5. As vantagens de perdoar são: 1º O perdoa-nos Deus os nossos pecados; 2º o adquirirmos grande merecimento para com Deus. - Os incômodos que nascem da vingança são contínuos remorsos, gravíssimas agitações do espírito e grande número de pecados. 

6. Os remédios contra a vingança e o ódio são: o exemplo de Jesus Cristo e a meditação da morte e do juízo, no qual cada um será tratado, como ele tratou a seu semelhante.

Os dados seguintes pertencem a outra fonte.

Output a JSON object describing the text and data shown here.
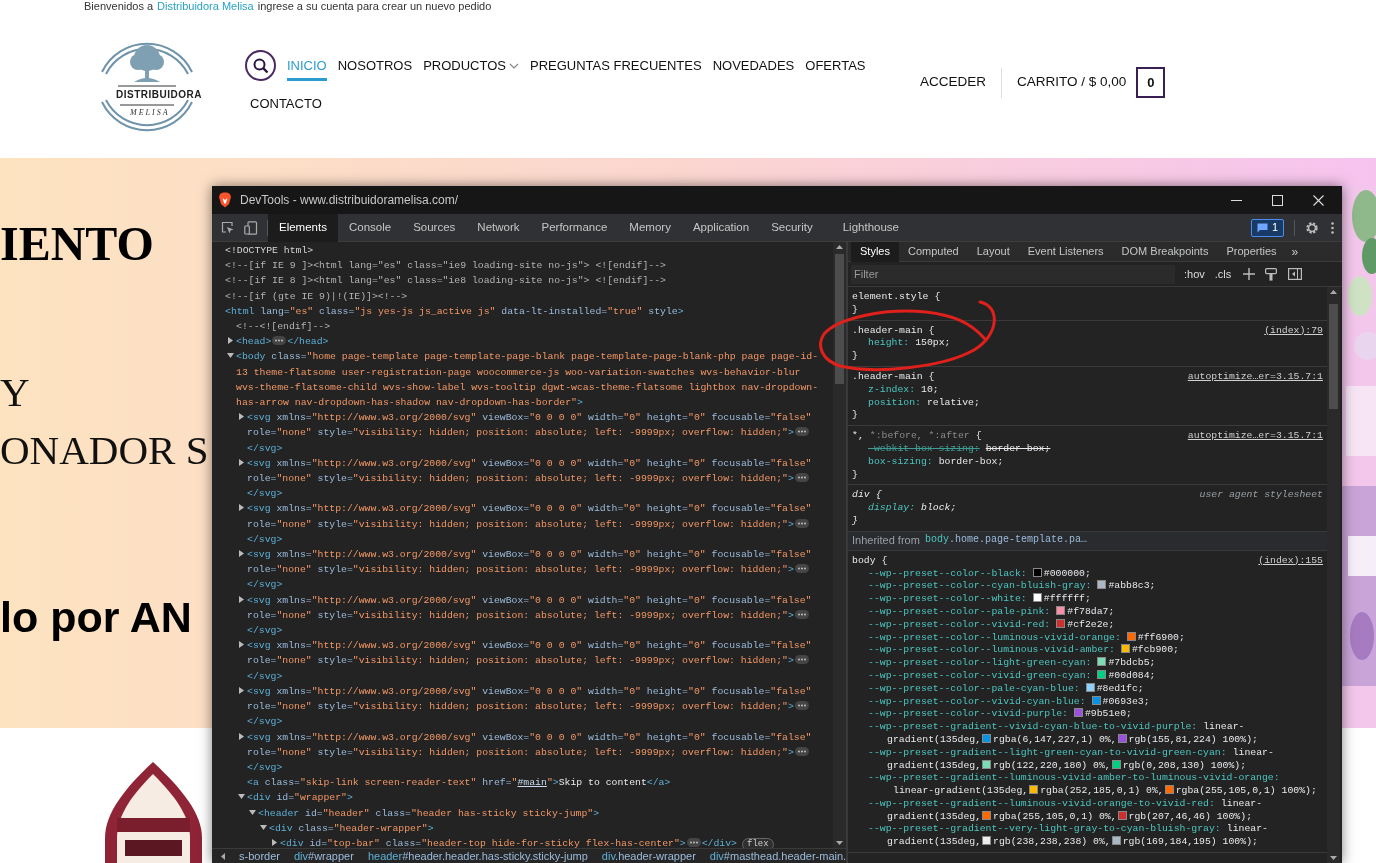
{
  "top_bar": {
    "before": "Bienvenidos a",
    "link": "Distribuidora Melisa",
    "after": "ingrese a su cuenta para crear un nuevo pedido"
  },
  "header": {
    "logo": {
      "name": "DISTRIBUIDORA",
      "subtitle": "MELISA"
    },
    "nav": [
      {
        "label": "INICIO",
        "selected": true,
        "dropdown": false
      },
      {
        "label": "NOSOTROS",
        "selected": false,
        "dropdown": false
      },
      {
        "label": "PRODUCTOS",
        "selected": false,
        "dropdown": true
      },
      {
        "label": "PREGUNTAS FRECUENTES",
        "selected": false,
        "dropdown": false
      },
      {
        "label": "NOVEDADES",
        "selected": false,
        "dropdown": false
      },
      {
        "label": "OFERTAS",
        "selected": false,
        "dropdown": false
      },
      {
        "label": "CONTACTO",
        "selected": false,
        "dropdown": false
      }
    ],
    "account": "ACCEDER",
    "cart": {
      "label": "CARRITO / $ 0,00",
      "count": "0"
    }
  },
  "hero": {
    "lines": [
      {
        "text": "IENTO",
        "kind": "heading"
      },
      {
        "text": "Y",
        "kind": "serif"
      },
      {
        "text": "ONADOR S",
        "kind": "serif"
      },
      {
        "text": "lo por AN",
        "kind": "bold"
      }
    ]
  },
  "devtools": {
    "title": "DevTools - www.distribuidoramelisa.com/",
    "tabs": [
      {
        "label": "Elements",
        "selected": true
      },
      {
        "label": "Console",
        "selected": false
      },
      {
        "label": "Sources",
        "selected": false
      },
      {
        "label": "Network",
        "selected": false
      },
      {
        "label": "Performance",
        "selected": false
      },
      {
        "label": "Memory",
        "selected": false
      },
      {
        "label": "Application",
        "selected": false
      },
      {
        "label": "Security",
        "selected": false
      },
      {
        "label": "Lighthouse",
        "selected": false
      }
    ],
    "issues_count": "1",
    "dom_tree": [
      {
        "kind": "doctype",
        "text": "<!DOCTYPE html>"
      },
      {
        "kind": "comment",
        "text": "<!--[if IE 9 ]><html lang=\"es\" class=\"ie9 loading-site no-js\"> <![endif]-->"
      },
      {
        "kind": "comment",
        "text": "<!--[if IE 8 ]><html lang=\"es\" class=\"ie8 loading-site no-js\"> <![endif]-->"
      },
      {
        "kind": "comment",
        "text": "<!--[if (gte IE 9)|!(IE)]><!-->"
      },
      {
        "kind": "element",
        "open": [
          {
            "code": "<html lang=\"es\" class=\"js yes-js js_active js\" data-lt-installed=\"true\" style>"
          }
        ],
        "children": [
          {
            "kind": "comment",
            "text": "<!--<![endif]-->"
          },
          {
            "kind": "element",
            "open": [
              {
                "code": "<head>"
              }
            ],
            "expanded": false,
            "close": "</head>"
          },
          {
            "kind": "element",
            "open": [
              {
                "code": "<body class=\"home page-template page-template-page-blank page-template-page-blank-php page page-id-13 theme-flatsome user-registration-page woocommerce-js woo-variation-swatches wvs-behavior-blur wvs-theme-flatsome-child wvs-show-label wvs-tooltip dgwt-wcas-theme-flatsome lightbox nav-dropdown-has-arrow nav-dropdown-has-shadow nav-dropdown-has-border\">"
              }
            ],
            "expanded": true,
            "children": [
              {
                "kind": "element",
                "open": [
                  {
                    "code": "<svg xmlns=\"http://www.w3.org/2000/svg\" viewBox=\"0 0 0 0\" width=\"0\" height=\"0\" focusable=\"false\" role=\"none\" style=\"visibility: hidden; position: absolute; left: -9999px; overflow: hidden;\">"
                  }
                ],
                "expanded": false,
                "close": "</svg>"
              },
              {
                "kind": "element",
                "open": [
                  {
                    "code": "<svg xmlns=\"http://www.w3.org/2000/svg\" viewBox=\"0 0 0 0\" width=\"0\" height=\"0\" focusable=\"false\" role=\"none\" style=\"visibility: hidden; position: absolute; left: -9999px; overflow: hidden;\">"
                  }
                ],
                "expanded": false,
                "close": "</svg>"
              },
              {
                "kind": "element",
                "open": [
                  {
                    "code": "<svg xmlns=\"http://www.w3.org/2000/svg\" viewBox=\"0 0 0 0\" width=\"0\" height=\"0\" focusable=\"false\" role=\"none\" style=\"visibility: hidden; position: absolute; left: -9999px; overflow: hidden;\">"
                  }
                ],
                "expanded": false,
                "close": "</svg>"
              },
              {
                "kind": "element",
                "open": [
                  {
                    "code": "<svg xmlns=\"http://www.w3.org/2000/svg\" viewBox=\"0 0 0 0\" width=\"0\" height=\"0\" focusable=\"false\" role=\"none\" style=\"visibility: hidden; position: absolute; left: -9999px; overflow: hidden;\">"
                  }
                ],
                "expanded": false,
                "close": "</svg>"
              },
              {
                "kind": "element",
                "open": [
                  {
                    "code": "<svg xmlns=\"http://www.w3.org/2000/svg\" viewBox=\"0 0 0 0\" width=\"0\" height=\"0\" focusable=\"false\" role=\"none\" style=\"visibility: hidden; position: absolute; left: -9999px; overflow: hidden;\">"
                  }
                ],
                "expanded": false,
                "close": "</svg>"
              },
              {
                "kind": "element",
                "open": [
                  {
                    "code": "<svg xmlns=\"http://www.w3.org/2000/svg\" viewBox=\"0 0 0 0\" width=\"0\" height=\"0\" focusable=\"false\" role=\"none\" style=\"visibility: hidden; position: absolute; left: -9999px; overflow: hidden;\">"
                  }
                ],
                "expanded": false,
                "close": "</svg>"
              },
              {
                "kind": "element",
                "open": [
                  {
                    "code": "<svg xmlns=\"http://www.w3.org/2000/svg\" viewBox=\"0 0 0 0\" width=\"0\" height=\"0\" focusable=\"false\" role=\"none\" style=\"visibility: hidden; position: absolute; left: -9999px; overflow: hidden;\">"
                  }
                ],
                "expanded": false,
                "close": "</svg>"
              },
              {
                "kind": "element",
                "open": [
                  {
                    "code": "<svg xmlns=\"http://www.w3.org/2000/svg\" viewBox=\"0 0 0 0\" width=\"0\" height=\"0\" focusable=\"false\" role=\"none\" style=\"visibility: hidden; position: absolute; left: -9999px; overflow: hidden;\">"
                  }
                ],
                "expanded": false,
                "close": "</svg>"
              },
              {
                "kind": "element",
                "open": [
                  {
                    "code": "<a class=\"skip-link screen-reader-text\" href=\""
                  },
                  {
                    "link": "#main"
                  },
                  {
                    "code": "\">"
                  },
                  {
                    "text": "Skip to content"
                  },
                  {
                    "code": "</a>"
                  }
                ]
              },
              {
                "kind": "element",
                "open": [
                  {
                    "code": "<div id=\"wrapper\">"
                  }
                ],
                "expanded": true,
                "children": [
                  {
                    "kind": "element",
                    "open": [
                      {
                        "code": "<header id=\"header\" class=\"header has-sticky sticky-jump\">"
                      }
                    ],
                    "expanded": true,
                    "children": [
                      {
                        "kind": "element",
                        "open": [
                          {
                            "code": "<div class=\"header-wrapper\">"
                          }
                        ],
                        "expanded": true,
                        "children": [
                          {
                            "kind": "element",
                            "open": [
                              {
                                "code": "<div id=\"top-bar\" class=\"header-top hide-for-sticky flex-has-center\">"
                              }
                            ],
                            "expanded": false,
                            "close": "</div>",
                            "badge": "flex"
                          }
                        ]
                      }
                    ]
                  }
                ]
              }
            ]
          }
        ]
      }
    ],
    "breadcrumbs": [
      {
        "rest": "s-border"
      },
      {
        "tag": "div",
        "rest": "#wrapper"
      },
      {
        "tag": "header",
        "rest": "#header.header.has-sticky.sticky-jump"
      },
      {
        "tag": "div",
        "rest": ".header-wrapper"
      },
      {
        "tag": "div",
        "rest": "#masthead.header-main."
      }
    ],
    "styles": {
      "tabs": [
        {
          "label": "Styles",
          "selected": true
        },
        {
          "label": "Computed",
          "selected": false
        },
        {
          "label": "Layout",
          "selected": false
        },
        {
          "label": "Event Listeners",
          "selected": false
        },
        {
          "label": "DOM Breakpoints",
          "selected": false
        },
        {
          "label": "Properties",
          "selected": false
        }
      ],
      "more": "»",
      "filter": {
        "placeholder": "Filter"
      },
      "toggles": [
        ":hov",
        ".cls"
      ],
      "rules": [
        {
          "kind": "normal",
          "selector": "element.style",
          "brace": "{",
          "close": "}"
        },
        {
          "kind": "normal",
          "selector": ".header-main",
          "brace": "{",
          "source": "(index):79",
          "close": "}",
          "props": [
            {
              "name": "height:",
              "value": [
                {
                  "text": "150px;"
                }
              ],
              "overridden": false
            }
          ]
        },
        {
          "kind": "normal",
          "selector": ".header-main",
          "brace": "{",
          "source": "autoptimize…er=3.15.7:1",
          "close": "}",
          "props": [
            {
              "name": "z-index:",
              "value": [
                {
                  "text": "10;"
                }
              ],
              "overridden": false
            },
            {
              "name": "position:",
              "value": [
                {
                  "text": "relative;"
                }
              ],
              "overridden": false
            }
          ]
        },
        {
          "kind": "normal",
          "selector": "*,",
          "unmatched": "*:before, *:after",
          "brace": "{",
          "source": "autoptimize…er=3.15.7:1",
          "close": "}",
          "props": [
            {
              "name": "-webkit-box-sizing:",
              "value": [
                {
                  "text": "border-box;"
                }
              ],
              "overridden": true
            },
            {
              "name": "box-sizing:",
              "value": [
                {
                  "text": "border-box;"
                }
              ],
              "overridden": false
            }
          ]
        },
        {
          "kind": "user_agent",
          "selector": "div",
          "brace": "{",
          "source": "user agent stylesheet",
          "close": "}",
          "props": [
            {
              "name": "display:",
              "value": [
                {
                  "text": "block;"
                }
              ],
              "overridden": false
            }
          ]
        }
      ],
      "inherited": {
        "label": "Inherited from",
        "element": {
          "tag": "body",
          "rest": ".home.page-template.pa…"
        },
        "rules": [
          {
            "kind": "normal",
            "selector": "body",
            "brace": "{",
            "source": "(index):155",
            "props": [
              {
                "name": "--wp--preset--color--black:",
                "value": [
                  {
                    "color": "#000000",
                    "text": "#000000;"
                  }
                ],
                "overridden": false
              },
              {
                "name": "--wp--preset--color--cyan-bluish-gray:",
                "value": [
                  {
                    "color": "#abb8c3",
                    "text": "#abb8c3;"
                  }
                ],
                "overridden": false
              },
              {
                "name": "--wp--preset--color--white:",
                "value": [
                  {
                    "color": "#ffffff",
                    "text": "#ffffff;"
                  }
                ],
                "overridden": false
              },
              {
                "name": "--wp--preset--color--pale-pink:",
                "value": [
                  {
                    "color": "#f78da7",
                    "text": "#f78da7;"
                  }
                ],
                "overridden": false
              },
              {
                "name": "--wp--preset--color--vivid-red:",
                "value": [
                  {
                    "color": "#cf2e2e",
                    "text": "#cf2e2e;"
                  }
                ],
                "overridden": false
              },
              {
                "name": "--wp--preset--color--luminous-vivid-orange:",
                "value": [
                  {
                    "color": "#ff6900",
                    "text": "#ff6900;"
                  }
                ],
                "overridden": false
              },
              {
                "name": "--wp--preset--color--luminous-vivid-amber:",
                "value": [
                  {
                    "color": "#fcb900",
                    "text": "#fcb900;"
                  }
                ],
                "overridden": false
              },
              {
                "name": "--wp--preset--color--light-green-cyan:",
                "value": [
                  {
                    "color": "#7bdcb5",
                    "text": "#7bdcb5;"
                  }
                ],
                "overridden": false
              },
              {
                "name": "--wp--preset--color--vivid-green-cyan:",
                "value": [
                  {
                    "color": "#00d084",
                    "text": "#00d084;"
                  }
                ],
                "overridden": false
              },
              {
                "name": "--wp--preset--color--pale-cyan-blue:",
                "value": [
                  {
                    "color": "#8ed1fc",
                    "text": "#8ed1fc;"
                  }
                ],
                "overridden": false
              },
              {
                "name": "--wp--preset--color--vivid-cyan-blue:",
                "value": [
                  {
                    "color": "#0693e3",
                    "text": "#0693e3;"
                  }
                ],
                "overridden": false
              },
              {
                "name": "--wp--preset--color--vivid-purple:",
                "value": [
                  {
                    "color": "#9b51e0",
                    "text": "#9b51e0;"
                  }
                ],
                "overridden": false
              },
              {
                "name": "--wp--preset--gradient--vivid-cyan-blue-to-vivid-purple:",
                "value": [
                  {
                    "text": "linear-"
                  },
                  {
                    "text": "gradient(135deg,"
                  },
                  {
                    "color": "#0693e3",
                    "text": "rgba(6,147,227,1) 0%,"
                  },
                  {
                    "color": "#9b51e0",
                    "text": "rgb(155,81,224) 100%);"
                  }
                ],
                "overridden": false
              },
              {
                "name": "--wp--preset--gradient--light-green-cyan-to-vivid-green-cyan:",
                "value": [
                  {
                    "text": "linear-"
                  },
                  {
                    "text": "gradient(135deg,"
                  },
                  {
                    "color": "#7adcb4",
                    "text": "rgb(122,220,180) 0%,"
                  },
                  {
                    "color": "#00d082",
                    "text": "rgb(0,208,130) 100%);"
                  }
                ],
                "overridden": false
              },
              {
                "name": "--wp--preset--gradient--luminous-vivid-amber-to-luminous-vivid-orange:",
                "value": [
                  {
                    "text": "linear-gradient(135deg,"
                  },
                  {
                    "color": "#fcb900",
                    "text": "rgba(252,185,0,1) 0%,"
                  },
                  {
                    "color": "#ff6900",
                    "text": "rgba(255,105,0,1) 100%);"
                  }
                ],
                "overridden": false
              },
              {
                "name": "--wp--preset--gradient--luminous-vivid-orange-to-vivid-red:",
                "value": [
                  {
                    "text": "linear-"
                  },
                  {
                    "text": "gradient(135deg,"
                  },
                  {
                    "color": "#ff6900",
                    "text": "rgba(255,105,0,1) 0%,"
                  },
                  {
                    "color": "#cf2e2e",
                    "text": "rgb(207,46,46) 100%);"
                  }
                ],
                "overridden": false
              },
              {
                "name": "--wp--preset--gradient--very-light-gray-to-cyan-bluish-gray:",
                "value": [
                  {
                    "text": "linear-"
                  },
                  {
                    "text": "gradient(135deg,"
                  },
                  {
                    "color": "#eeeeee",
                    "text": "rgb(238,238,238) 0%,"
                  },
                  {
                    "color": "#a9b8c3",
                    "text": "rgb(169,184,195) 100%);"
                  }
                ],
                "overridden": false
              }
            ]
          }
        ]
      }
    }
  }
}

7. Ouçamos a Nosso Senhor no Evangelho: Ouvistes que foi dito aos antigos: Não matarás, e quem matar será réu do juízo. Pois eu vos digo; que todo o que se ira contra seu irmão será réu no juízo. E o que se disser a seu irmão, raca*, será réu no conselho. E o que lhe disser: és um tolo, será réu no fogo do inferno. Portanto, se tu estás fazendo a tua oferta diante do altar, e te lembrar aí que teu irmão tem contra ti alguma coisa, deixa ali a tua oferta e vai-te reconciliar primeiro com teu irmão, e depois virás fazer a tua oferta. Conserta-te sem demora com o teu adversário, enquanto estás posto a caminho com ele, para que não suceda que ele adversário te entregue ao juíz, e que o juíz te entregue ao seu ministro e sejas mandado para a cadeia. Em verdade te digo que não sairás de lá, até pagares o último centavo. (Mt 5). 

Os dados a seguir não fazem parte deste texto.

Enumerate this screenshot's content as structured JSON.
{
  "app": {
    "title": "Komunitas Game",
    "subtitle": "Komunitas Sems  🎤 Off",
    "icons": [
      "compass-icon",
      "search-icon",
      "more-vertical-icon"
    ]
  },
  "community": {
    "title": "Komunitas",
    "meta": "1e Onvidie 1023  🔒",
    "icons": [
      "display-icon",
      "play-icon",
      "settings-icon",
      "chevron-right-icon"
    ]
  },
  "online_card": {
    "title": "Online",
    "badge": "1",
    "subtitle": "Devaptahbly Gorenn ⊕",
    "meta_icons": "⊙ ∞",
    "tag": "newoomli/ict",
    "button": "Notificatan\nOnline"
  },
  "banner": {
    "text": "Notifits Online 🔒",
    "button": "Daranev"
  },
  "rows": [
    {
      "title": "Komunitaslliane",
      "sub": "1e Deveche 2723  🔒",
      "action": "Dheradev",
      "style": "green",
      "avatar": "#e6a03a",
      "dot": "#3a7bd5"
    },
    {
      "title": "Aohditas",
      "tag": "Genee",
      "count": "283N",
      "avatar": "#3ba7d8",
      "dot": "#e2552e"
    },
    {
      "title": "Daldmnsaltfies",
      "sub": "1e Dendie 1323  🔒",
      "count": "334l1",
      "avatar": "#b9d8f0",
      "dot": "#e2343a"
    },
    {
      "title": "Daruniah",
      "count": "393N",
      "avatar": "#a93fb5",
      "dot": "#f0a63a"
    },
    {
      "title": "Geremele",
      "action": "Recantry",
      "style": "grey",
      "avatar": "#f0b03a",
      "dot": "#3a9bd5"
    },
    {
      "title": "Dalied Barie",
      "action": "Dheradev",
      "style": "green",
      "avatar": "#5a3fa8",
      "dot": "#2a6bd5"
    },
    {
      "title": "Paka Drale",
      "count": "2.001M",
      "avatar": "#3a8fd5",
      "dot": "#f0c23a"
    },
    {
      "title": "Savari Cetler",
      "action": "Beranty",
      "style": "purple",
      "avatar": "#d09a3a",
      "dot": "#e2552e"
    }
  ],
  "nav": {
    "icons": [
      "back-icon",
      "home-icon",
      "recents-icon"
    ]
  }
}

E noutra passagem: Então, chegando-se Pedro, perguntou: Senhor, quantas vezes poderá pecar meu irmão contra mim, que eu lhe perdoe? Será até sete vezes? - Respondeu-lhe Jesus: Não te digo que até sete vezes, mas que até setenta vezes sete vezes. Por isso o reino do céu é comparado a um Rei que quis tomar conta ao seus servos. Apresentou-se lhe um que lhe devia dez mil talentos. E como não tivesse com que pagar mandou o Senhor que vendessem a ele e a sua mulher e a seus filhos e a tudo o que tinha. Porém o tal servo lançando-se-lhe aos pés, lhe fazia esta súplica. Tem paciência comigo que eu te pagarei tudo. Então o Senhor compadecido, deixou-o livre e perdoou-lhe a dívida. E tendo saído este servo, encontrou um de seus companheiros que lhe devia cem dinheiros, e lançando-lhe a mão o afogava dizendo: Paga-me o que me deves. E o companheiro, lançando-se-lhe aos pés, o rogava dizendo: Tem paciência comigo, que eu te pagarei tudo. Porém ele não quis, mas retirou-se, e fez que o metessem na cadeia, até pagar a dívida. Os outros servos seus companheiros, vendo o que se passava, sentiram-no fortemente, e foram dar parte ao seu Senhor do que tinha acontecido. Então o fez vir seu Senhor e lhe disse: Servo mal, eu perdoei-te a dívida toda, porque me rogaste para isso; não devias tu compadecer-te de teu companheiro, assim como eu me compadeci de ti? E cheio de cólera mando seu Senhor que o entregassem aos algozes, até pagar toda a dívida. Assim também vos há de fazer meu Pai celestial, se do futuro não perdoardes de vossos corações cada um a seu irmão.


Explicação da gravura


1. Santo Estevão perdoando aos seus verdugos; 2. Reconciliação de Jacó e Esaú; 3. São Cipriano manda dar dinheiro aos que o hão de martirizar. 


*Cabeça vazia, idiota.


Fonte da imagem: http://www.sendarium.com
Texto: Catecismo Ilustrado, 1910 (com pequenas alterações devido à mudança ortográfica).
Edição da Juventude Católica de Lisboa.